What are the responsibilities and job description for the DevOps/SRE - Allen Park, MI position at N2 Services Inc?
Job Description
Position: DevOps/SRE
Location: Allen Park, MI
Job Type: W2
Need: Automotive industrial experience
Job Description:
We’re passionate about building software that solves problems. We count on our Site Reliability Engineers (SREs) to empower our users with a rich feature set, high availability, and stellar performance level to pursue their missions. We are currently seeking a public cloud experienced engineer for planning, designing and implementing next generation cloud infrastructure solutions. Cloud Engineer will be a part of the Engineering team and will require a strong knowledge of application monitoring, infrastructure monitoring, automation, maintenance, and Service Reliability Improvements. Specifically, we are searching for someone who brings fresh ideas, demonstrates a unique and informed viewpoint, and enjoys collaborating with a cross-functional team to develop real-world solutions and positive user experiences at every interaction.
Skills Required:
• Design, automate and manage a highly available and scalable cloud deployment that allows development teams to deploy and run their services.
• Collaborating with engineering and Architects teams to evaluate and identify optimal cloud solutions, also leveraging scalability, high-performance and security.
• Modernize existing on-prem solution and improving existing systems.
• Extensively automated deployments and managed applications in Google Cloud Platform.
• Developing and maintaining cloud solutions in accordance with best practices.
• Ensuring efficient functioning of data storage and processing functions in accordance with company security policies and best practices in cloud security.
• Collaborate with Engineering teams to identify optimization strategies, help develop self-healing capabilities. Experience in developing a strong observability capabilities.
• Identifying, analyzing, and resolving infrastructure vulnerabilities and application deployment issues.
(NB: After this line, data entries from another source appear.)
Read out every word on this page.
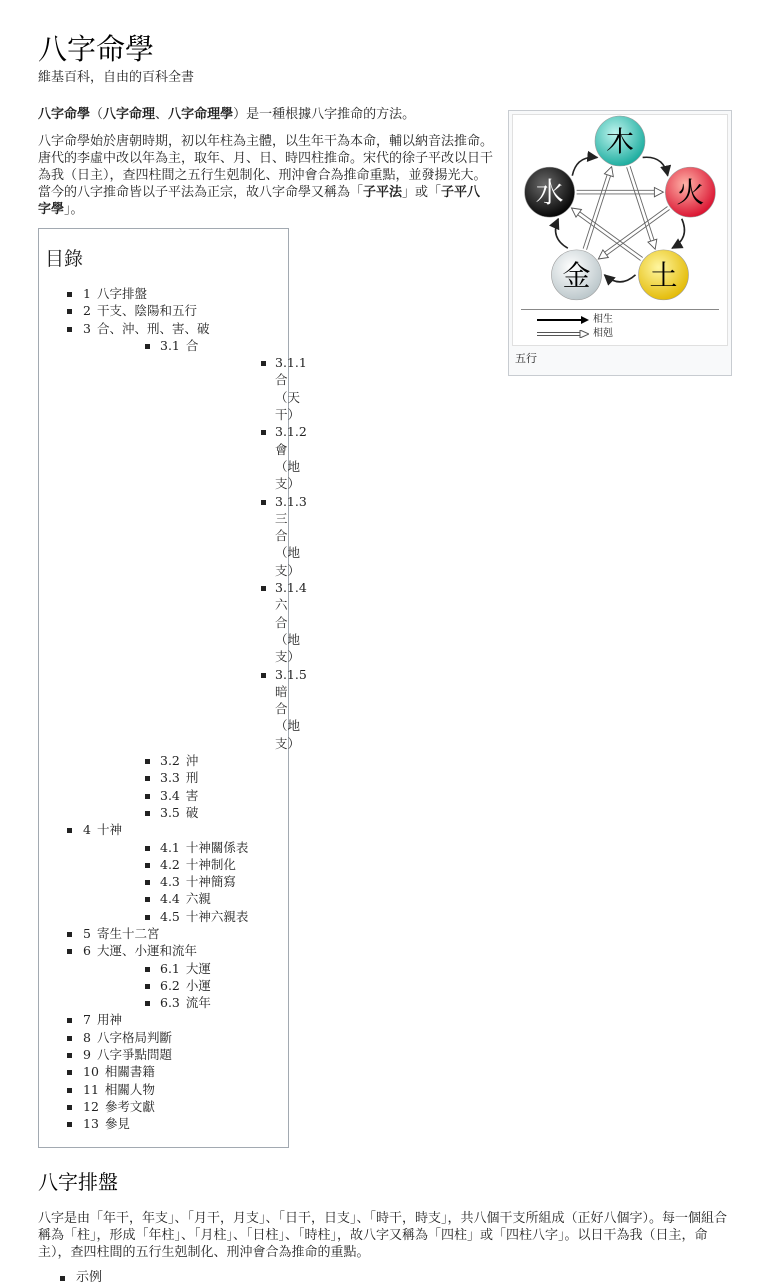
八字命學
維基百科，自由的百科全書

八字命學（八字命理、八字命理學）是一種根據八字推命的方法。

八字命學始於唐朝時期，初以年柱為主體，以生年干為本命，輔以納音法推命。唐代的李虛中改以年為主，取年、月、日、時四柱推命。宋代的徐子平改以日干為我（日主），查四柱間之五行生剋制化、刑沖會合為推命重點，並發揚光大。當今的八字推命皆以子平法為正宗，故八字命學又稱為「子平法」或「子平八字學」。

木
火
土
金
水
相生
相剋
五行
目錄
1 八字排盤
2 干支、陰陽和五行
3 合、沖、刑、害、破
3.1 合
3.1.1合（天干）
3.1.2會（地支）
3.1.3三合（地支）
3.1.4六合（地支）
3.1.5暗合（地支）
3.2 沖
3.3 刑
3.4 害
3.5 破
4 十神
4.1 十神關係表
4.2 十神制化
4.3 十神簡寫
4.4 六親
4.5 十神六親表
5 寄生十二宮
6 大運、小運和流年
6.1 大運
6.2 小運
6.3 流年
7 用神
8 八字格局判斷
9 八字爭點問題
10 相關書籍
11 相關人物
12 參考文獻
13 參見
八字排盤

八字是由「年干，年支」、「月干，月支」、「日干，日支」、「時干，時支」，共八個干支所組成（正好八個字）。每一個組合稱為「柱」，形成「年柱」、「月柱」、「日柱」、「時柱」，故八字又稱為「四柱」或「四柱八字」。以日干為我（日主，命主），查四柱間的五行生剋制化、刑沖會合為推命的重點。

示例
Regularly reviewing existing systems and making recommendations for improvements.
Experience Required:
• Proven work experience in designing, deploying and operating mid to large scale public cloud environments.
• Professional Certification is an advantage.
• Public Cloud >> Google Cloud Platform is a good to have.
• Proven work experience in Docker/Kubernetes (image building, k8s schedule).
• Experience in package, config and deployment management via Helm, Kustomize, ArgoCD.
• Proven work experience in provisioning Infrastructure as Code (IaC) using Terraform Enterprise or community edition.
• Proven work experience in writing custom terraform providers/plug-ins with Sentinel Policy as Code Strong knowledge in Github, DevOps (Tekton is an advantage).
• Should be proficient in scripting and coding, that include traditional languages like Python, GoLang,Java, JS and Node.js.
• Extensive knowledge and hands-on experience in Grafana and Prometheus micro libraries.
• Exposure to Cloud Monitoring and logging.
• Experience with distributed storage technologies like NFS, HDFS, Ceph, S3 as well as dynamic resource management frameworks (Mesos, Kubernetes, Yarn)
• Experience with automation tools should be a priority